A bloated, bankrupt state cannot eliminate obesity 

California faces huge deficits, a weak economy and high unemployment, and it can’t seem to balance its budget. Even so, legislators attempt such impossible tasks as eliminating obesity through — surprise — an increase in taxes.

Assembly Bill 669 was recently introduced by Assemblyman William Monning, D-Carmel, who calls obesity a “public health epidemic.” The measure would impose an excise tax of 1 cent per ounce on any soda, energy drink or sports drink that uses caloric sweeteners and corn syrup. Monning estimates this would raise an annual $1.7 billion for a state Children’s Health Promotion Fund. The money would be “allocated to the State Department of Public Health and Superintendent of Public Instruction.”

Government anti-obesity crusades are not new, and not a partisan issue. The Republican administration of Gov. Pete Wilson imposed a tax on snack foods. In 1999, under Democratic Gov. Gray Davis, the state health department issued a study lamenting the eating habits of Californians and predicting an apocalyptic fate, with disease and death soaring, if they didn’t change. If obesity is now an “epidemic,” the study was evidently a failure.

As for Monning’s measure, a ballpark figure for its effect on obesity is zero. Anti-soda propaganda already abounds and people of all ages consume many drinks and foods that have little or no nutritional value. They are not likely to be deterred by a new tax. Apologists of the measure claim obesity disproportionately affects black and Hispanic people, stereotyped as low-income groups.

Monning would only take more money out of their pockets. His measure is really a shameless end run around budget cuts. And it seems to have escaped notice that the state has an obesity problem of its own.
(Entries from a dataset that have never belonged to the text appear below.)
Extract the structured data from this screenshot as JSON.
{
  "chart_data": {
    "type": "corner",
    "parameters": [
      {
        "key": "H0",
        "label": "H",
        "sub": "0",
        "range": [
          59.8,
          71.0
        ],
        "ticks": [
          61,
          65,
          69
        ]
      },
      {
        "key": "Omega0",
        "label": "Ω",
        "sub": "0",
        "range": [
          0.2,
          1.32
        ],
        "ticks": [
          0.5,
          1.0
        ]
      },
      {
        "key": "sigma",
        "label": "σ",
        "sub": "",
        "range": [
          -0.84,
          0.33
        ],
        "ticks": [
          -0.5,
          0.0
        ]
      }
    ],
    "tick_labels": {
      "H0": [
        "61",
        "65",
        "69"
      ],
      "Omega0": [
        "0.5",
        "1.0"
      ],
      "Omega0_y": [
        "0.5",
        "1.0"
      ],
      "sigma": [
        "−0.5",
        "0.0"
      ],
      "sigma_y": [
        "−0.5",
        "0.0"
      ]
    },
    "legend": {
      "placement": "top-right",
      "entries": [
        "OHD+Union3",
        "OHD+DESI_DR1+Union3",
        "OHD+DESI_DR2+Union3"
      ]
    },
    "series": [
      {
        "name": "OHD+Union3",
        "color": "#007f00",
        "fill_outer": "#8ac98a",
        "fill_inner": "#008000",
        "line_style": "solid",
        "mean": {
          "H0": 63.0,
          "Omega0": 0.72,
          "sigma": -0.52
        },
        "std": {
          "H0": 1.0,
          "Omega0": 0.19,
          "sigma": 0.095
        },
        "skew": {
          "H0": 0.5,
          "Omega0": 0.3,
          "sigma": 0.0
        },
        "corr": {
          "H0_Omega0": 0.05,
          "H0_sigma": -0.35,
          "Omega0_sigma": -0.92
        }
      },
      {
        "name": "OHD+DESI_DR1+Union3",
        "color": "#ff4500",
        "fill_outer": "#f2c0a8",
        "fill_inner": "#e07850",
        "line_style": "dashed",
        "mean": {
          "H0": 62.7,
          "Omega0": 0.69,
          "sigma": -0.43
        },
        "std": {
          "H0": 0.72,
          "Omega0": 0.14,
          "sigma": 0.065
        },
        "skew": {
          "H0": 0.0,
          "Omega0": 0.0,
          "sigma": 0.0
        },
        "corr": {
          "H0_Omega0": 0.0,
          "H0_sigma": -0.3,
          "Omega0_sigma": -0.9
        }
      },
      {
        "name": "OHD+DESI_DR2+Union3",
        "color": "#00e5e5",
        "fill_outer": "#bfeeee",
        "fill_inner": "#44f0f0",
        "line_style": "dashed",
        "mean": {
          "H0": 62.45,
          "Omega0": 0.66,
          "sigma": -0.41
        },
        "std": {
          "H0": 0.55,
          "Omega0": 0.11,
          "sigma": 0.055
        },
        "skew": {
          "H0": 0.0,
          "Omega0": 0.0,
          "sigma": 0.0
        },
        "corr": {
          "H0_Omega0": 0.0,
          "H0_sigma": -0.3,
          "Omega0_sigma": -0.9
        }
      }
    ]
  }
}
State and local government spending in California represents 22.3 percent of the state’s economy, about double the level, 11.4 percent, that economists find best maximizes economic growth. California has the 10th-largest state and local government structure in the nation, and remains rather hefty on taxes.
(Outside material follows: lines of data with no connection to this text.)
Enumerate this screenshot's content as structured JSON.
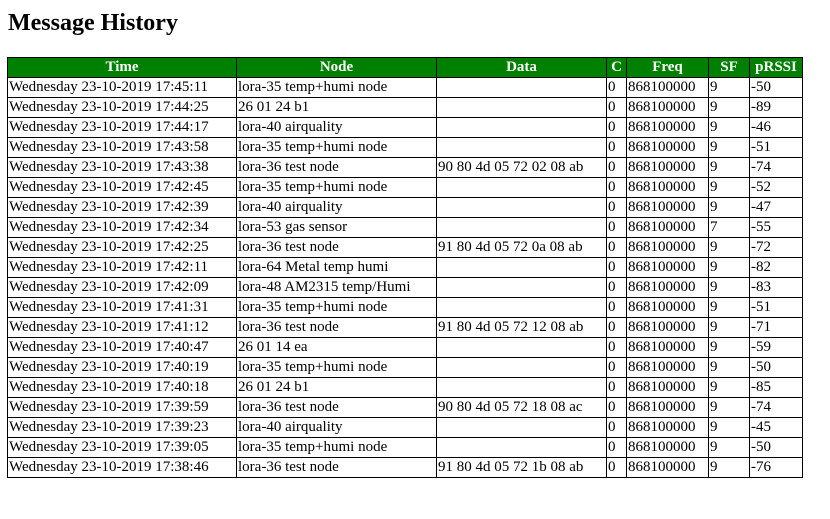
{
  "page": {
    "title": "Message History"
  },
  "table": {
    "header_bg": "#008000",
    "columns": [
      "Time",
      "Node",
      "Data",
      "C",
      "Freq",
      "SF",
      "pRSSI"
    ],
    "rows": [
      [
        "Wednesday 23-10-2019 17:45:11",
        "lora-35 temp+humi node",
        "",
        "0",
        "868100000",
        "9",
        "-50"
      ],
      [
        "Wednesday 23-10-2019 17:44:25",
        "26 01 24 b1",
        "",
        "0",
        "868100000",
        "9",
        "-89"
      ],
      [
        "Wednesday 23-10-2019 17:44:17",
        "lora-40 airquality",
        "",
        "0",
        "868100000",
        "9",
        "-46"
      ],
      [
        "Wednesday 23-10-2019 17:43:58",
        "lora-35 temp+humi node",
        "",
        "0",
        "868100000",
        "9",
        "-51"
      ],
      [
        "Wednesday 23-10-2019 17:43:38",
        "lora-36 test node",
        "90 80 4d 05 72 02 08 ab",
        "0",
        "868100000",
        "9",
        "-74"
      ],
      [
        "Wednesday 23-10-2019 17:42:45",
        "lora-35 temp+humi node",
        "",
        "0",
        "868100000",
        "9",
        "-52"
      ],
      [
        "Wednesday 23-10-2019 17:42:39",
        "lora-40 airquality",
        "",
        "0",
        "868100000",
        "9",
        "-47"
      ],
      [
        "Wednesday 23-10-2019 17:42:34",
        "lora-53 gas sensor",
        "",
        "0",
        "868100000",
        "7",
        "-55"
      ],
      [
        "Wednesday 23-10-2019 17:42:25",
        "lora-36 test node",
        "91 80 4d 05 72 0a 08 ab",
        "0",
        "868100000",
        "9",
        "-72"
      ],
      [
        "Wednesday 23-10-2019 17:42:11",
        "lora-64 Metal temp humi",
        "",
        "0",
        "868100000",
        "9",
        "-82"
      ],
      [
        "Wednesday 23-10-2019 17:42:09",
        "lora-48 AM2315 temp/Humi",
        "",
        "0",
        "868100000",
        "9",
        "-83"
      ],
      [
        "Wednesday 23-10-2019 17:41:31",
        "lora-35 temp+humi node",
        "",
        "0",
        "868100000",
        "9",
        "-51"
      ],
      [
        "Wednesday 23-10-2019 17:41:12",
        "lora-36 test node",
        "91 80 4d 05 72 12 08 ab",
        "0",
        "868100000",
        "9",
        "-71"
      ],
      [
        "Wednesday 23-10-2019 17:40:47",
        "26 01 14 ea",
        "",
        "0",
        "868100000",
        "9",
        "-59"
      ],
      [
        "Wednesday 23-10-2019 17:40:19",
        "lora-35 temp+humi node",
        "",
        "0",
        "868100000",
        "9",
        "-50"
      ],
      [
        "Wednesday 23-10-2019 17:40:18",
        "26 01 24 b1",
        "",
        "0",
        "868100000",
        "9",
        "-85"
      ],
      [
        "Wednesday 23-10-2019 17:39:59",
        "lora-36 test node",
        "90 80 4d 05 72 18 08 ac",
        "0",
        "868100000",
        "9",
        "-74"
      ],
      [
        "Wednesday 23-10-2019 17:39:23",
        "lora-40 airquality",
        "",
        "0",
        "868100000",
        "9",
        "-45"
      ],
      [
        "Wednesday 23-10-2019 17:39:05",
        "lora-35 temp+humi node",
        "",
        "0",
        "868100000",
        "9",
        "-50"
      ],
      [
        "Wednesday 23-10-2019 17:38:46",
        "lora-36 test node",
        "91 80 4d 05 72 1b 08 ab",
        "0",
        "868100000",
        "9",
        "-76"
      ]
    ]
  }
}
California’s top personal income tax rate of 10.55 percent is third-highest in the country. Our second top rate of 9.55 percent is higher than the highest tax rate in all but three states. It kicks in at $47,055, a relatively low level of income. At a rate of 8.84 percent, California’s corporate income tax is the eighth-highest in the country. The minimum state sales tax is very high at more than 8 percent. Despite our Proposition 13 protections, 14 other states impose lower property tax burdens.
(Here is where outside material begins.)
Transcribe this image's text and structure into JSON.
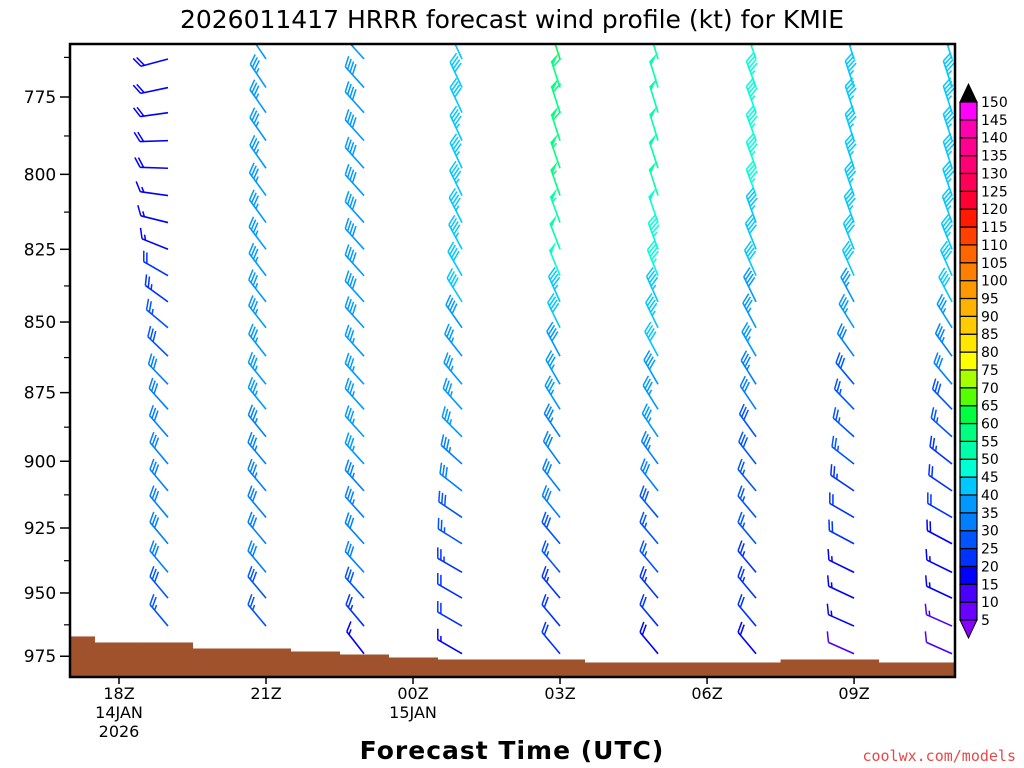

Californians, many of whom are out of work, have every right to tell their government what Clint Eastwood told an overweight detective in “Dirty Harry”: “Go get some air, fatso.” California remains a bloated, overweight state, freighted with useless agencies and addicted to high taxes and profligate spending.

California government is not qualified to hand out dietary advice, much less punish people for their drink choices. Legislators should reject AB 669 along with all new taxes. Instead, they should launch a slim-fast program for California government.   

K. Lloyd Billingsley is the editorial director at the San Francisco-based Pacific Research Institute (www.pacificresearch.org).